Russian Orthodox boycott of Pope Leo XIV’s Nicaea anniversary event in Turkey exposes persistent Orthodox schism and a quiet but decisive Vatican pivot away from Moscow.
Newsroom (03/12/2025 Gaudium Press ) When Pope Leo XIV stood Friday amid the ruins of the basilica that once hosted the First Ecumenical Council of 325 and urged Christian leaders to “strongly reject the use of religion for justifying war, violence, or any form of fundamentalism or fanaticism,” one major Christian voice was conspicuously silent because it was entirely absent: the Patriarchate of Moscow.
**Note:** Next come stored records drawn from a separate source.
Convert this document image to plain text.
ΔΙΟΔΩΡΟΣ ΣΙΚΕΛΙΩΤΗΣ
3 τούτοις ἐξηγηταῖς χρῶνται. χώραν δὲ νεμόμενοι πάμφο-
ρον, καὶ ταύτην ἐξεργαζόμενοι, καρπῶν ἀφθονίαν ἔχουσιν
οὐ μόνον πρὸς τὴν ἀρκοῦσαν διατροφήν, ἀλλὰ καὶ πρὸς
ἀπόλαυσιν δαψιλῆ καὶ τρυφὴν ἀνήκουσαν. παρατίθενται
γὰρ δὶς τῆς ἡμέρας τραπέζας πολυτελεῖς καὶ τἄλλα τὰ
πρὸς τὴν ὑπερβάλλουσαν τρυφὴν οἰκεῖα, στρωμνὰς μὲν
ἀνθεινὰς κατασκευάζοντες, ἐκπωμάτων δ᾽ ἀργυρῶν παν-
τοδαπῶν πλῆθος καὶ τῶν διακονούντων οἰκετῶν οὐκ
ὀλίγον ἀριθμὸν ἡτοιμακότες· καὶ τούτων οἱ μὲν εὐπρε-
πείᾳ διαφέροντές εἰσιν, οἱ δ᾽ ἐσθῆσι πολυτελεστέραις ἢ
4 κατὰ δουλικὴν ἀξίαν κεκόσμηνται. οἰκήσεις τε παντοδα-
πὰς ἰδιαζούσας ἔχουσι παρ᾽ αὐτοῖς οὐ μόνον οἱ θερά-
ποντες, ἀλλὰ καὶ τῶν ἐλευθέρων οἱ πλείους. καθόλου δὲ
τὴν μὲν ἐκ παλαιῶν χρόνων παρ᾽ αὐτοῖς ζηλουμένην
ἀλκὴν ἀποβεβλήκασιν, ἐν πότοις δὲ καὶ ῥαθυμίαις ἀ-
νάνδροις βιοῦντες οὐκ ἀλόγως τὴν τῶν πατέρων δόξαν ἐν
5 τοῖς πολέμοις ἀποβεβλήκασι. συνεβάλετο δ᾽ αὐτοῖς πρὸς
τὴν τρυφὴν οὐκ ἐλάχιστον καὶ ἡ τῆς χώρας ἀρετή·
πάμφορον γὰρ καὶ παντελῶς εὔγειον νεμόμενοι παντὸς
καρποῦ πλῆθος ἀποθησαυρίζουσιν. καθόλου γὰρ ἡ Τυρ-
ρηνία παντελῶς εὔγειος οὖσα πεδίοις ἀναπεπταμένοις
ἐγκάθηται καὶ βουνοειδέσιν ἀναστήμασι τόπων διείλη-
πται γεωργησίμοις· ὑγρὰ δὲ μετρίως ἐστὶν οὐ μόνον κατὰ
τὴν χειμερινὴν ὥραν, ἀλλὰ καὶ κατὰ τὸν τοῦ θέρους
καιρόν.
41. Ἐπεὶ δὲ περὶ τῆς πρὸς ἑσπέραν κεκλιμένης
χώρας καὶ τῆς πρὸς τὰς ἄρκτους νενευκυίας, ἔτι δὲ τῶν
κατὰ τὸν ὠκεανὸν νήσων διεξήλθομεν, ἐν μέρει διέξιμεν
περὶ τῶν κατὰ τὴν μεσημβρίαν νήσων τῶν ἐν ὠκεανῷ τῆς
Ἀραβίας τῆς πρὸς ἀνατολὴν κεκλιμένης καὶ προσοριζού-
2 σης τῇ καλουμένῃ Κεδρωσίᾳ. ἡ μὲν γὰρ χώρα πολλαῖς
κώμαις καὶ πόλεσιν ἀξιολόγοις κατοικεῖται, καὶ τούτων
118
No delegate from the Russian Orthodox Church – still the largest Orthodox body on paper – crossed the Sea of Marmara to attend the 1700th anniversary commemoration of the Council of Nicaea. Vatican ecumenical chief Cardinal Kurt Koch explained the empty chairs with studied neutrality: “The Catholics have invited Catholics, and the Orthodox invited Orthodox.” Moscow, however, had pointedly declined the Orthodox invitation.
The boycott was the latest public symptom of a deepening crisis in global Orthodoxy and a quiet but unmistakable reorientation in Rome’s approach to Russia under Pope Leo XIV.
The rupture traces back to 2018, when Ecumenical Patriarch Bartholomew I of Constantinople granted autocephaly to an independent Orthodox Church of Ukraine – a move Moscow denounced as illegitimate and that triggered a complete break in communion between the two ancient patriarchates. Russia’s 2022 invasion of Ukraine calcified the divide, while the Vatican’s 2023 document Fiducia Supplicans further chilled any prospect of a second Francis-Kirill summit after their 2016 Havana breakthrough.
Seventeen centuries ago, Emperor Constantine summoned the world’s bishops to this same lakeside town to restore order threatened by the Arian controversy. Today, the Moscow Patriarchate – heir to Byzantium’s imperial legacy – functions less as an independent voice than as an arm of Kremlin policy. Active believers inside Russia are few, yet Patriarch Kirill remains a reliable amplifier of the regime’s narrative, a role Pope Francis once dismissed with the stinging phrase that a patriarch cannot “lower himself to become Putin’s altar boy.”
Leo XIV has chosen a different path. Unlike his predecessor Pope Francis, who occasionally voiced understanding for Moscow’s geopolitical grievances – including suggestions that NATO expansion may have “provoked” Russia or that Kyiv should show “the courage of the white flag” – Leo has offered no such openings. He has affirmed the right of nations to self-defense, described Ukraine as “martyred,” and expressed measured hope that figures such as Turkish President Recep Tayyip Erdogan might broker dialogue and a ceasefire.
Crucially, he has not chased Moscow’s favor. By respecting the Orthodox invitation protocol and declining to press for Russian participation, Leo allowed the Moscow patriarchate’s absence to stand as its own statement – and ensured the Vatican would not be seen as meddling in an intra-Orthodox dispute or courting a church widely viewed as compromised by its alignment with Russian state power.
In an event meant to celebrate the council that gave Christianity the Nicene Creed and the famous “one iota” of difference that preserved orthodoxy, Moscow’s self-exclusion spoke volumes. For Pope Leo XIV, still in the early chapters of his pontificate, the empty Russian chairs in Nicaea may mark the clearest signal yet: Rome is no longer willing to pay the ecclesiastical or moral price of keeping a seat warm for a patriarchate that has chosen alignment with aggression over communion with its brother churches.